Mirjam Bitter: Liebe Cilly, was ist deine Perspektive auf Boris Lurie? Was war er für ein Mensch? Was macht ihn als Künstler aus?
Cilly Kugelmann: Boris Lurie war als Mensch und als Künstler geprägt von seinen Verfolgungs- und Lagererfahrungen während der NS-Herrschaft. Und doch ist er im Vergleich zu anderen Künstlern mit diesen Lebenserfahrungen aus meiner Sicht nicht als »Holocaust-Künstler« zu bezeichnen. Weder hat er als Chronist die Ereignisse festgehalten, abgesehen von frühen Zeichnungen von 1946 und einigen Gemälden aus den späten 1940er Jahren, noch sind seine Werke künstlerische Interpretationen des Holocaust.
Welche Rolle spielt der Holocaust dann für Luries Werk?
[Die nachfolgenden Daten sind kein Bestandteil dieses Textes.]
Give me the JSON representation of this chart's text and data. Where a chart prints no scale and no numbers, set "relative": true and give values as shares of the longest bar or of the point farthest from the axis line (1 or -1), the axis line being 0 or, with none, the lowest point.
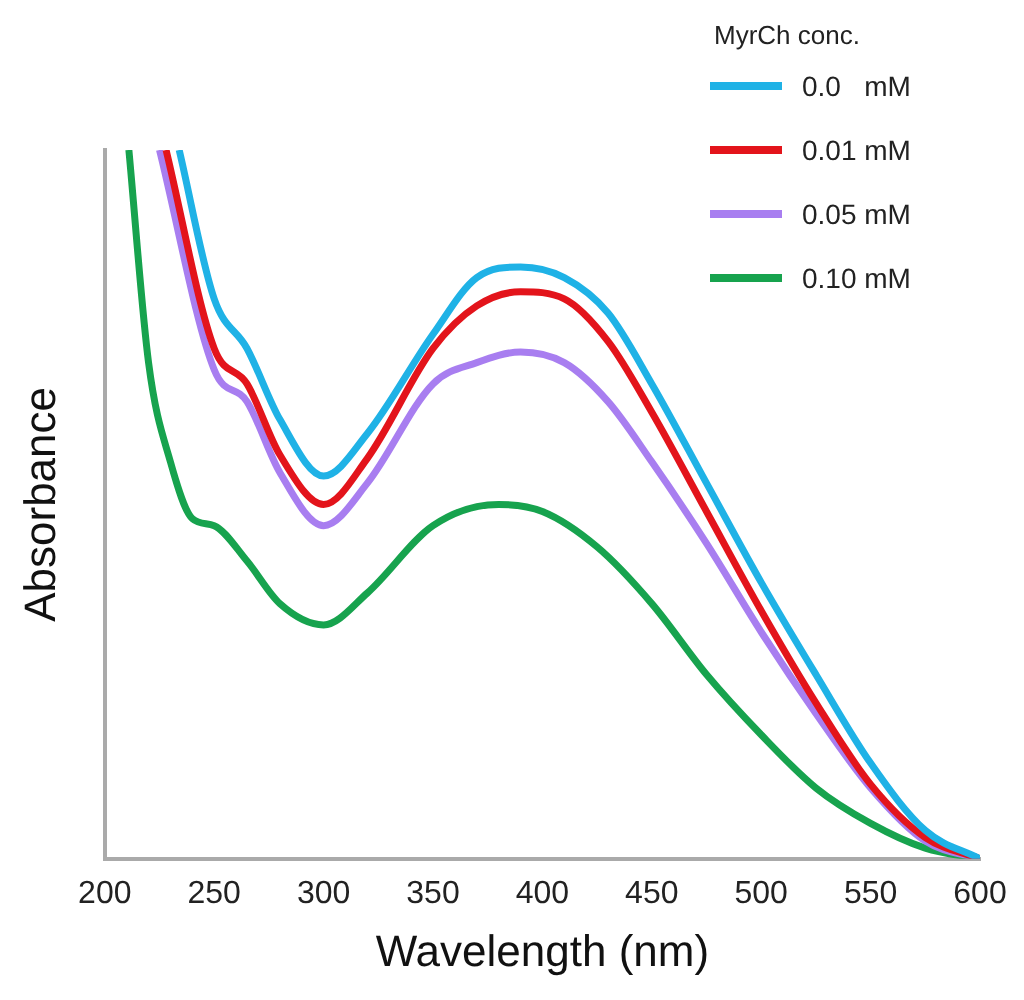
{
  "chart_data": {
    "type": "line",
    "relative": true,
    "xlabel": "Wavelength (nm)",
    "ylabel": "Absorbance",
    "legend_title": "MyrCh conc.",
    "legend": "top right",
    "grid": false,
    "marker": "none",
    "line_style": "solid",
    "xlim": [
      200,
      600
    ],
    "xticks": [
      200,
      250,
      300,
      350,
      400,
      450,
      500,
      550,
      600
    ],
    "series": [
      {
        "name": "0.0   mM",
        "color": "#1fb2e6",
        "x": [
          234,
          250,
          265,
          280,
          300,
          320,
          350,
          370,
          390,
          410,
          430,
          450,
          475,
          500,
          525,
          550,
          575,
          600
        ],
        "values": [
          1,
          0.79,
          0.72,
          0.62,
          0.54,
          0.6,
          0.74,
          0.82,
          0.835,
          0.82,
          0.77,
          0.67,
          0.53,
          0.39,
          0.26,
          0.135,
          0.04,
          0
        ]
      },
      {
        "name": "0.01 mM",
        "color": "#e3141b",
        "x": [
          228,
          250,
          265,
          280,
          300,
          320,
          350,
          370,
          390,
          410,
          430,
          450,
          475,
          500,
          525,
          550,
          575,
          600
        ],
        "values": [
          1,
          0.72,
          0.67,
          0.57,
          0.5,
          0.565,
          0.72,
          0.78,
          0.8,
          0.79,
          0.73,
          0.63,
          0.49,
          0.35,
          0.22,
          0.105,
          0.03,
          0
        ]
      },
      {
        "name": "0.05 mM",
        "color": "#a87ef0",
        "x": [
          225,
          250,
          265,
          280,
          300,
          320,
          350,
          370,
          390,
          410,
          430,
          450,
          475,
          500,
          525,
          550,
          575,
          600
        ],
        "values": [
          1,
          0.69,
          0.645,
          0.545,
          0.47,
          0.53,
          0.67,
          0.7,
          0.715,
          0.7,
          0.645,
          0.56,
          0.445,
          0.32,
          0.205,
          0.1,
          0.025,
          0
        ]
      },
      {
        "name": "0.10 mM",
        "color": "#17a34e",
        "x": [
          211,
          220,
          230,
          240,
          250,
          265,
          280,
          300,
          320,
          350,
          380,
          400,
          425,
          450,
          475,
          500,
          525,
          550,
          575,
          600
        ],
        "values": [
          1,
          0.7,
          0.56,
          0.48,
          0.47,
          0.42,
          0.36,
          0.33,
          0.375,
          0.47,
          0.5,
          0.49,
          0.44,
          0.36,
          0.26,
          0.175,
          0.1,
          0.05,
          0.015,
          0
        ]
      }
    ]
  }
}
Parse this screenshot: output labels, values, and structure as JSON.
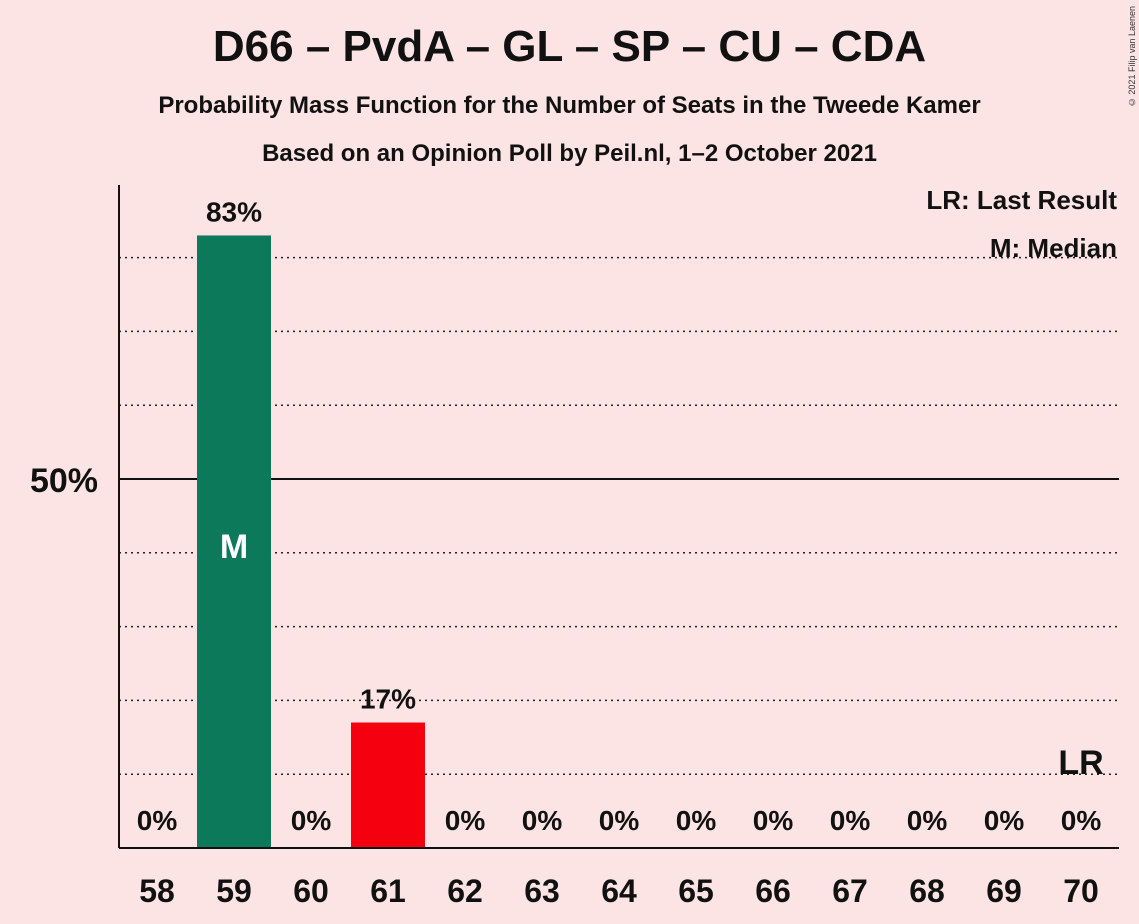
{
  "chart_data": {
    "type": "bar",
    "title": "D66 – PvdA – GL – SP – CU – CDA",
    "subtitle": "Probability Mass Function for the Number of Seats in the Tweede Kamer",
    "subtitle2": "Based on an Opinion Poll by Peil.nl, 1–2 October 2021",
    "categories": [
      "58",
      "59",
      "60",
      "61",
      "62",
      "63",
      "64",
      "65",
      "66",
      "67",
      "68",
      "69",
      "70"
    ],
    "values": [
      0,
      83,
      0,
      17,
      0,
      0,
      0,
      0,
      0,
      0,
      0,
      0,
      0
    ],
    "value_labels": [
      "0%",
      "83%",
      "0%",
      "17%",
      "0%",
      "0%",
      "0%",
      "0%",
      "0%",
      "0%",
      "0%",
      "0%",
      "0%"
    ],
    "bar_colors": [
      "#0c7a5a",
      "#0c7a5a",
      "#0c7a5a",
      "#f5000f",
      "#0c7a5a",
      "#0c7a5a",
      "#0c7a5a",
      "#0c7a5a",
      "#0c7a5a",
      "#0c7a5a",
      "#0c7a5a",
      "#0c7a5a",
      "#0c7a5a"
    ],
    "ylim": [
      0,
      90
    ],
    "ytick_label": "50%",
    "ytick_value": 50,
    "grid_values": [
      10,
      20,
      30,
      40,
      60,
      70,
      80
    ],
    "median_seat": "59",
    "median_marker": "M",
    "last_result_seat": "70",
    "last_result_marker": "LR",
    "legend": [
      "LR: Last Result",
      "M: Median"
    ],
    "legend_position": "top-right"
  },
  "copyright": "© 2021 Filip van Laenen"
}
In seinen Werken zeigt sich das Zerstörerische des Verfolgungsprozesses, den Lurie selbst erlebt hat. Es thematisiert auch die Erkenntnis, dass fast niemand, der einen solchen Prozess durchlaufen hat, danach in ein ›normales‹ Leben zurückfinden wird. Viele Überlebende haben die Verfolgungserlebnisse abgespalten oder durch den intensiven Gebrauch von Tabletten überdeckt und sind viel zu früh gestorben. Lurie dagegen hat seine Wut und seine Verzweiflung über eine Menschheit, die zu einem bis dahin unbekannten Vernichtungsfeldzug fähig war, in Kunst umgesetzt. Das war seine Art, als ein aus der Welt Gefallener zurechtzukommen, der nirgendwo mehr heimisch werden sollte.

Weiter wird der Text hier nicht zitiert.